A few minutes later, her theory was proven correct (or Ivan was just running late) as she hid behind a pickup truck and watched him pull into the parking lot. Where had he gotten a car? She prayed there wasn’t a fresh corpse in the trunk.
Ivan drove around the building a couple of times, slowly, then parked at the closest space to the front entrance.
She crept a little closer to the building as Ivan walked inside.
This was still her story, her cash cow, and she needed to know how it all turned out. “Oh, yeah, I was terrified,” she’d tell the person who was hired to ghostwrite her book. “I’d never been so scared in my life. Every bit of common sense I had, every piece of knowledge I’d acquired in my entire life was screaming at me to get out of there, but I just couldn’t.”
The ghostwriter would nod as if she understood completely. Her expression would say You were so very brave without having to speak the words, which would be ass-kissing. “And is that when you called the police?”
“Yes. I mean, there was a dangerous werewolf in the building, so I had to let the authorities know. I couldn’t let more innocent people get hurt.”

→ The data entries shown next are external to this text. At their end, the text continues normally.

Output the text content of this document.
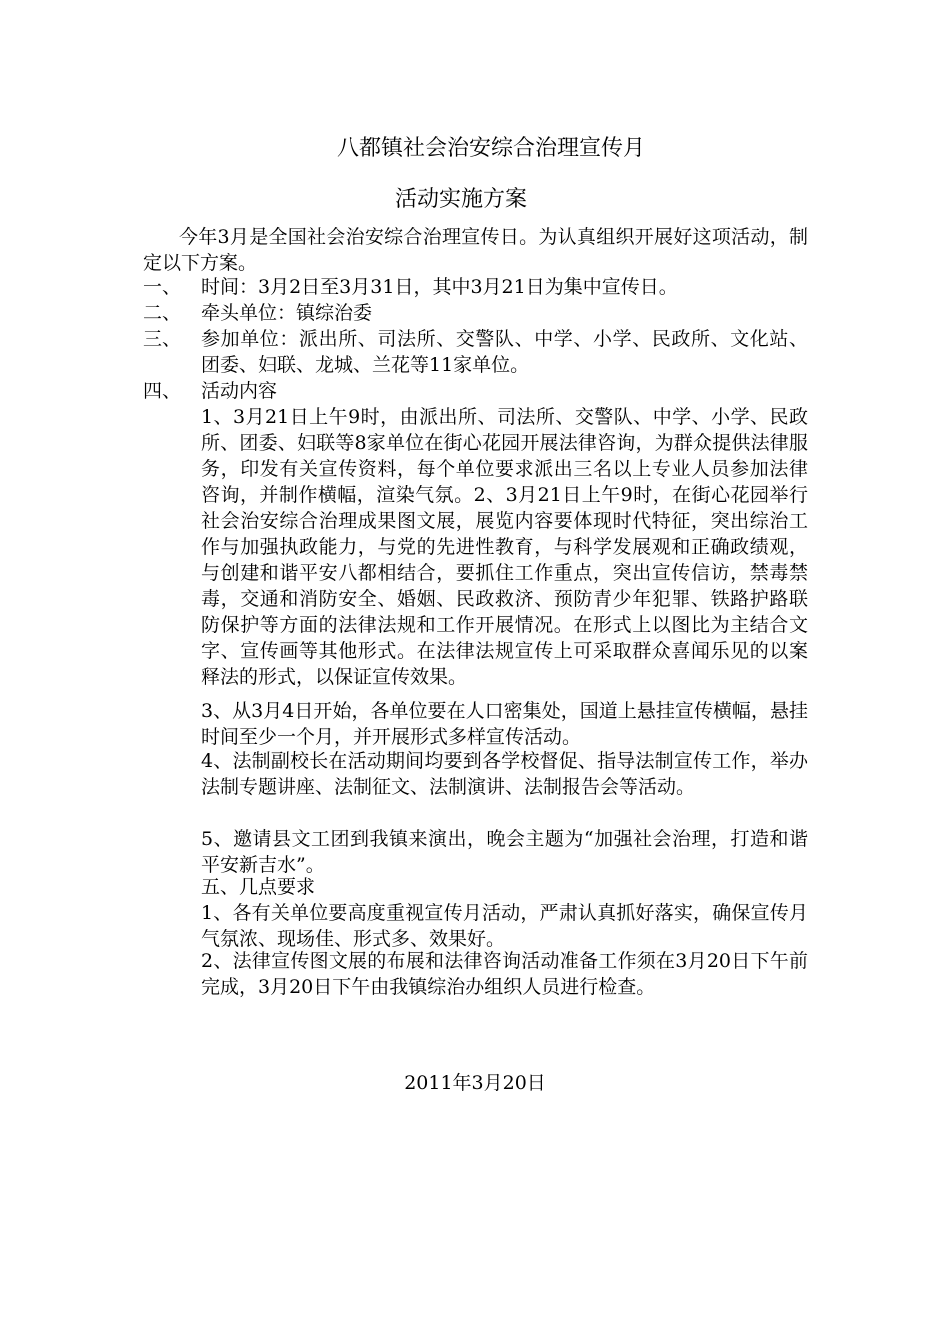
八都镇社会治安综合治理宣传月
活动实施方案
今年3月是全国社会治安综合治理宣传日。为认真组织开展好这项活动，制定以下方案。
一、	时间：3月2日至3月31日，其中3月21日为集中宣传日。
二、	牵头单位：镇综治委
三、	参加单位：派出所、司法所、交警队、中学、小学、民政所、文化站、团委、妇联、龙城、兰花等11家单位。
四、	活动内容
1、3月21日上午9时，由派出所、司法所、交警队、中学、小学、民政所、团委、妇联等8家单位在街心花园开展法律咨询，为群众提供法律服务，印发有关宣传资料，每个单位要求派出三名以上专业人员参加法律咨询，并制作横幅，渲染气氛。2、3月21日上午9时，在街心花园举行社会治安综合治理成果图文展，展览内容要体现时代特征，突出综治工作与加强执政能力，与党的先进性教育，与科学发展观和正确政绩观，与创建和谐平安八都相结合，要抓住工作重点，突出宣传信访，禁毒禁毒，交通和消防安全、婚姻、民政救济、预防青少年犯罪、铁路护路联防保护等方面的法律法规和工作开展情况。在形式上以图比为主结合文字、宣传画等其他形式。在法律法规宣传上可采取群众喜闻乐见的以案释法的形式，以保证宣传效果。
3、从3月4日开始，各单位要在人口密集处，国道上悬挂宣传横幅，悬挂时间至少一个月，并开展形式多样宣传活动。
4、法制副校长在活动期间均要到各学校督促、指导法制宣传工作，举办法制专题讲座、法制征文、法制演讲、法制报告会等活动。
5、邀请县文工团到我镇来演出，晚会主题为“加强社会治理，打造和谐平安新吉水”。
五、几点要求
1、各有关单位要高度重视宣传月活动，严肃认真抓好落实，确保宣传月气氛浓、现场佳、形式多、效果好。
2、法律宣传图文展的布展和法律咨询活动准备工作须在3月20日下午前完成，3月20日下午由我镇综治办组织人员进行检查。
2011年3月20日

“And you’d have a better story if the cops actually caught him or shot him down, right?”
“You said that, not me.”
“Do you want to say it in the book?”
“No. That sounds kind of bad.”
Michele didn’t have her cell phone or any change, but there was a pay phone next to the entrance, and she was pretty sure you didn’t need the fifty cents to make an emergency call. She hurried over to the phone, picked up the receiver, and cursed. The entire mouthpiece was gone, exposing a few broken wires.
She placed it to her ear anyway. They’d still trace a 911 call even if nobody said anything.
No dial tone.
Okay, this was a pretty big problem.
Now what? She certainly wasn’t going to go inside the Cotton Mouse Tavern and ask if she could use their phone.